The taproom boom that has spread locally brewed porters, pilsners and hoppy ales across Minnesota has always stopped at the Bloomington border, where the city's charter prohibits them.
Now voters in Minnesota's fifth-largest city will have the chance to decide whether to allow taprooms there, too.
The city's charter allows on-sale liquor and beer only in hotels, restaurants and clubs.
"Our hands are currently tied. We just can't entertain those possibilities in the city," said Doug Junker, a license examiner for Bloomington.
A ballot question for the Nov. 5 election asks voters if they support removing the provision in the city charter that regulates alcohol sales in the city. If the amendment is approved, alcohol would still be regulated by state law and the city code.
The state now licenses 124 microbreweries in Minnesota, up from 16 in 2011, according to the state Department of Public Safety.
Robin Shellman, founder of the Twin Cities-based Better Beer Society, said adding taprooms goes beyond just adding more places for residents to sip a beer.

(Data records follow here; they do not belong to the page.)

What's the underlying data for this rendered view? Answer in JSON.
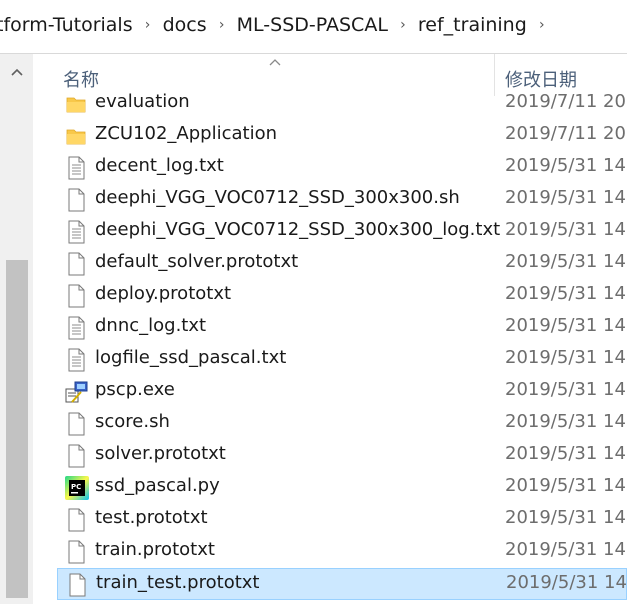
{
  "breadcrumb": [
    "tform-Tutorials",
    "docs",
    "ML-SSD-PASCAL",
    "ref_training"
  ],
  "breadcrumb_separator": "›",
  "columns": {
    "name": "名称",
    "date": "修改日期"
  },
  "files": [
    {
      "name": "evaluation",
      "date": "2019/7/11 20:",
      "icon": "folder-icon"
    },
    {
      "name": "ZCU102_Application",
      "date": "2019/7/11 20:",
      "icon": "folder-icon"
    },
    {
      "name": "decent_log.txt",
      "date": "2019/5/31 14:",
      "icon": "text-file-icon"
    },
    {
      "name": "deephi_VGG_VOC0712_SSD_300x300.sh",
      "date": "2019/5/31 14:",
      "icon": "blank-file-icon"
    },
    {
      "name": "deephi_VGG_VOC0712_SSD_300x300_log.txt",
      "date": "2019/5/31 14:",
      "icon": "text-file-icon"
    },
    {
      "name": "default_solver.prototxt",
      "date": "2019/5/31 14:",
      "icon": "blank-file-icon"
    },
    {
      "name": "deploy.prototxt",
      "date": "2019/5/31 14:",
      "icon": "blank-file-icon"
    },
    {
      "name": "dnnc_log.txt",
      "date": "2019/5/31 14:",
      "icon": "text-file-icon"
    },
    {
      "name": "logfile_ssd_pascal.txt",
      "date": "2019/5/31 14:",
      "icon": "text-file-icon"
    },
    {
      "name": "pscp.exe",
      "date": "2019/5/31 14:",
      "icon": "exe-icon"
    },
    {
      "name": "score.sh",
      "date": "2019/5/31 14:",
      "icon": "blank-file-icon"
    },
    {
      "name": "solver.prototxt",
      "date": "2019/5/31 14:",
      "icon": "blank-file-icon"
    },
    {
      "name": "ssd_pascal.py",
      "date": "2019/5/31 14:",
      "icon": "pycharm-icon"
    },
    {
      "name": "test.prototxt",
      "date": "2019/5/31 14:",
      "icon": "blank-file-icon"
    },
    {
      "name": "train.prototxt",
      "date": "2019/5/31 14:",
      "icon": "blank-file-icon"
    },
    {
      "name": "train_test.prototxt",
      "date": "2019/5/31 14:",
      "icon": "blank-file-icon"
    }
  ],
  "selected_index": 15,
  "colors": {
    "selection_bg": "#cce8ff",
    "selection_border": "#99d1ff",
    "header_text": "#4c607a",
    "folder": "#f8c84a"
  }
}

Many feature local art, welcome dogs or host rounds of trivia.
"When you go to a taproom, you're going to experience a labor of love and you're looking for that communal space," Shellman said. "You're probably not going to find pictures of 'Animal House' or a TV up on the wall. You're going there to have beer and conversation be front and center."
Bloomington residents Joe and Anita Smithson have started a political committee to push for the amendment. The couple have lived in Bloomington for a decade but travel to Edina or Minneapolis to visit a taproom.
"It would mean that so much more of our entertainment dollars were spent within the city of Bloomington," Anita Smithson said.
So far, she said she's heard mostly support for allowing taprooms in Bloomington, though she's heard from a few residents who think the city already has enough places to order a beer. Mostly, she's encountered residents who weren't aware of the ballot question.
"A lot of people say 'Oh, I was wondering why we didn't have those here. Now it makes sense but yeah, let's change it,' " Smithson said.
Discussion about the issue started among city officials last year when the city received inquiries from people looking to open a taproom in the area. Once city staff started looking into writing zoning codes, they realized the charter wouldn't allow it. Statute requires any charter amendment relating to the sale of liquor to go to a vote. If approved, the section of the amendment would be removed 30 days after the election.
Kyle Schmidt, vice president of operations with the Better Beer Society, lives in Richfield and believes Bloomington could support a variety of breweries, from large brew pubs to small neighborhood taprooms.
"I think people assume that there are so many breweries now and that they are so ubiquitous, there's not going to be room for more," Schmidt said. "But people continue to support places near where they live or work."
The hyperlocal taprooms that focus on on-site beer consumption rather than large-scale production are continuing to do well in the Twin Cities, Schmidt said.
"There's lots of healthy and flourishing taprooms in first- and second-ring suburbs," he said. Some suburban cities even advertise available sites in the Growler magazine, hoping to attract a brewery or distillery.
Those who wrote the city's charter several decades ago likely couldn't have imagined the popularity or demand for taprooms, Smithson said.
"This [provision] has just been hanging out there since the beginning of our city charter, and I don't think it was really looked at until now," she said. "Almost all the cities around us have taprooms except for Bloomington. I think this is a great opportunity."
Early voting in Bloomington begins Friday.